Friday, April 15, 2011

Graphic Designers and Their Resumes

One of the groups I joined on LinkedIn has a great discussion going on whether the writer should design their resume. Or to put it more directly, whether a professionally designed resume really matters in the era of HR keyword-detecting software. The employment climate is still tough for creatives.  I've been thinking about this more as the time approaches for a new group of design graduates looking to join the profession.

I learned in school the importance of a well-designed resume as part of my personal identity program. I believe that is still true. Your resume, along with a printed business card and letterhead was the first introduction creative managers received about you before they saw your portfolio.

Today, prospective employers can view your website. Social networking sites contribute to an employer's knowledge about you before they see you face to face. Many aspiring designers have Flash based portfolios, and readily send out PDFs or DVDs of their best work.  A text only resume may be required when seeking a corporate design position. How would you advise a fellow established designer or your soon-to-graduate intern?

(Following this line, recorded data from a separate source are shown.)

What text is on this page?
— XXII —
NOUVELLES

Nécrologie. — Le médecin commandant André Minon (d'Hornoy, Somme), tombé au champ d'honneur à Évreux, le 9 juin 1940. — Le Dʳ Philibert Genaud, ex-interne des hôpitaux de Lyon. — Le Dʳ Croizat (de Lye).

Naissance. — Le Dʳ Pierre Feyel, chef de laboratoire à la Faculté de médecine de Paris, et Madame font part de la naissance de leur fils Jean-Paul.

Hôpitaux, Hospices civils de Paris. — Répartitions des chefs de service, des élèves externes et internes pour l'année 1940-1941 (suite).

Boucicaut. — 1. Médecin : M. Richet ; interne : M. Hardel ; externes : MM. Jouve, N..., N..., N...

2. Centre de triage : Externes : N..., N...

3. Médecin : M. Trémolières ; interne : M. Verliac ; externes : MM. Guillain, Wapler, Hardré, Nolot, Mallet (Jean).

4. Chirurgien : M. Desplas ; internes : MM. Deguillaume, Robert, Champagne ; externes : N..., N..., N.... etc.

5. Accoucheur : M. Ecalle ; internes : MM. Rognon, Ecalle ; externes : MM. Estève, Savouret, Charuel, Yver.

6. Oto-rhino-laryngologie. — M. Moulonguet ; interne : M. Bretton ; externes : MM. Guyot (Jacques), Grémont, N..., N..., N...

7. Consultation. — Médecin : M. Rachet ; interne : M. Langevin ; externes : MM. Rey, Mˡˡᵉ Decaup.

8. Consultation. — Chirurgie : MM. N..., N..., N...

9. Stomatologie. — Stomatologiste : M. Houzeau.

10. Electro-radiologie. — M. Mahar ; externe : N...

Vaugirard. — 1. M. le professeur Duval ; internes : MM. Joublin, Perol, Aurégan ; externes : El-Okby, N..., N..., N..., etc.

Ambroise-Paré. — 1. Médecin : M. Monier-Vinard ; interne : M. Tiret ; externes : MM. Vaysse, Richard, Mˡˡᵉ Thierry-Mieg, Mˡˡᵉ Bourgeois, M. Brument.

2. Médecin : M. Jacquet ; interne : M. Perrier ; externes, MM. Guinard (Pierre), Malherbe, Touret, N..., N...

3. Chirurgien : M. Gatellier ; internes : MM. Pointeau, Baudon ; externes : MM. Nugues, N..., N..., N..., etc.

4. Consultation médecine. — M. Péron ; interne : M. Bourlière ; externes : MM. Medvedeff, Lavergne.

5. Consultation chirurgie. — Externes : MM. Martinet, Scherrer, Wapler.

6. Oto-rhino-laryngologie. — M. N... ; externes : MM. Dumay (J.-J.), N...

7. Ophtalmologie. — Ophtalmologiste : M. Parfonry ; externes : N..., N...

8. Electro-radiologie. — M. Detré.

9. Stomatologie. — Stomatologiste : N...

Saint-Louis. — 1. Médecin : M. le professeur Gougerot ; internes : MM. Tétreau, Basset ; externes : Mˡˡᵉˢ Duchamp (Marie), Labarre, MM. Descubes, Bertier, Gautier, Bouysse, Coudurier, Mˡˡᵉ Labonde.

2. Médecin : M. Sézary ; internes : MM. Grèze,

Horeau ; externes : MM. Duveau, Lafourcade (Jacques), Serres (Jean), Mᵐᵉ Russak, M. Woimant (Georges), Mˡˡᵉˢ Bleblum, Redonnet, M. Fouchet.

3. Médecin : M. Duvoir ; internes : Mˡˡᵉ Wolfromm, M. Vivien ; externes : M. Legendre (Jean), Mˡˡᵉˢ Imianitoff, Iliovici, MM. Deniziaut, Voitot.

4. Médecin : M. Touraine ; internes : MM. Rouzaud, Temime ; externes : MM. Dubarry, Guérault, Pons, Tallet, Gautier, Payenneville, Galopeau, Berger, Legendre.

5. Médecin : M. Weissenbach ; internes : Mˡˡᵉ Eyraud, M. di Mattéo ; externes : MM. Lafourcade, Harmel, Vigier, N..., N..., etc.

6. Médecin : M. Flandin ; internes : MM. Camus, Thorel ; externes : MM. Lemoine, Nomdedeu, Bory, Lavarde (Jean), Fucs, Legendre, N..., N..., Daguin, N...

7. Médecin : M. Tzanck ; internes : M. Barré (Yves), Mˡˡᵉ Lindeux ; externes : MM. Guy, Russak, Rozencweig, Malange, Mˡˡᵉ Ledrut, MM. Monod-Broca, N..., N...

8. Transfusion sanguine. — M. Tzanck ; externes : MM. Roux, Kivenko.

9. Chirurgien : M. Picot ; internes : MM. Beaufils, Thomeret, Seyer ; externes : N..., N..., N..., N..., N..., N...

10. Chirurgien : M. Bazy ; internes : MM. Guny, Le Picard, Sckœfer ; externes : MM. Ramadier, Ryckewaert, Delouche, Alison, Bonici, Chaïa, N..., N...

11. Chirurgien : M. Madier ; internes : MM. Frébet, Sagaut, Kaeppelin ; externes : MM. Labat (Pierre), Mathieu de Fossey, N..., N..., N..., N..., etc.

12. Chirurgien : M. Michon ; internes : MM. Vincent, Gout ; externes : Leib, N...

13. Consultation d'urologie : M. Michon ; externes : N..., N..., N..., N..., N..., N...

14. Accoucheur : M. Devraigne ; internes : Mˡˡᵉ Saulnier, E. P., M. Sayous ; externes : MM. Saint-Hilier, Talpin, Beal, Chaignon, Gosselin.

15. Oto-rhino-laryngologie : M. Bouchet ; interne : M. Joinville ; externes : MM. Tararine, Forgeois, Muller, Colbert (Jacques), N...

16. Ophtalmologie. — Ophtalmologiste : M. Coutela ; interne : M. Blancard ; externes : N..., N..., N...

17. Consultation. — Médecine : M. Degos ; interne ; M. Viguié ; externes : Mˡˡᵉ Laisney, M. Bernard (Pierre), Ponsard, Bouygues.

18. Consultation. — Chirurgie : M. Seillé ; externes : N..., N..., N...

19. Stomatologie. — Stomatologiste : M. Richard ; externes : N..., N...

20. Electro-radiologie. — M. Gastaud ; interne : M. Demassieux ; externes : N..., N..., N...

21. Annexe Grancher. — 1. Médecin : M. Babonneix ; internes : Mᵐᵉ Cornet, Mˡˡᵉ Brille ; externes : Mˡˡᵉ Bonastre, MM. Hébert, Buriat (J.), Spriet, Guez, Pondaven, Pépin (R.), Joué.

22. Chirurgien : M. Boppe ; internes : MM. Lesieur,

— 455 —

I've appreciated the depth of comments submitted so far on LinkedIn. The designer, recently laid-off, asked for help, and others in the trenches offer advice and encouragement. A few reviewed her resume, suggesting changes. Others shared their resumes, asking for feedback. I'm sure there are others who have contacted the designer privately offering help.

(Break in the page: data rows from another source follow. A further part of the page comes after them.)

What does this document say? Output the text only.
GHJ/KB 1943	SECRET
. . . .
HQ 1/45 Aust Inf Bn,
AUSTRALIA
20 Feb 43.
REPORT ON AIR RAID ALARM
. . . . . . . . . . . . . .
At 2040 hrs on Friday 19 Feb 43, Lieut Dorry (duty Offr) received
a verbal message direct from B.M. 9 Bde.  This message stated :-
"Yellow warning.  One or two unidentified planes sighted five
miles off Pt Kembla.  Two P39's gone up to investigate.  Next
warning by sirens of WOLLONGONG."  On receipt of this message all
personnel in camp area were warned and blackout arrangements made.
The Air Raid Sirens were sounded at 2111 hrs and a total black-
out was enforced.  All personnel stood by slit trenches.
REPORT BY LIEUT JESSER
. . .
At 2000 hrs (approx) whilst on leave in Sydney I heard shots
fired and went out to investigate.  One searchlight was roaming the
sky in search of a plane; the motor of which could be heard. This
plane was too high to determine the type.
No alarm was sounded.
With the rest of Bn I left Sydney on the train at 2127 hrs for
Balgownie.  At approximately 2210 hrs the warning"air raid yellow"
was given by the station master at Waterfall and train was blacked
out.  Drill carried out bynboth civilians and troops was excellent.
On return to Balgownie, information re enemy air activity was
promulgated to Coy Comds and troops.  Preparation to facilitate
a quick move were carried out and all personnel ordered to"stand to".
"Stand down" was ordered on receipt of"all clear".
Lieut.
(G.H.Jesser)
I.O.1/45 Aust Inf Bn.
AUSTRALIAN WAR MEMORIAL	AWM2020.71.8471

Here is what I shared (in case you wondered). Old school:

1) No more than 2 pages

2) Emphasize strengths

3) Summarize successful design projects in terms business people can understand. Example: your design increased your client's sales by 30%.

4) Tailor your resume to your job prospect where possible

5) Follow up with phone calls, emails, etc.

Art and design directors who mentored me also suggest updating your resume periodically.  I suggest continuing the pattern of lifelong learning you began as a new designer. Take a class, attend a seminar. Take a trip. Sketch or paint a little. Do something that stretches you creatively.

A blog I read recently concluded with this thought: remember the resume gets you the interview, not the job. You help get the job by your positive professional attitude, killer portfolio, and personal integrity.  Like you, I hope our economy rebounds faster so more of us find the meaningful work we were born to do, and more of us become better resourced so we can hire and mentor the designers of the future.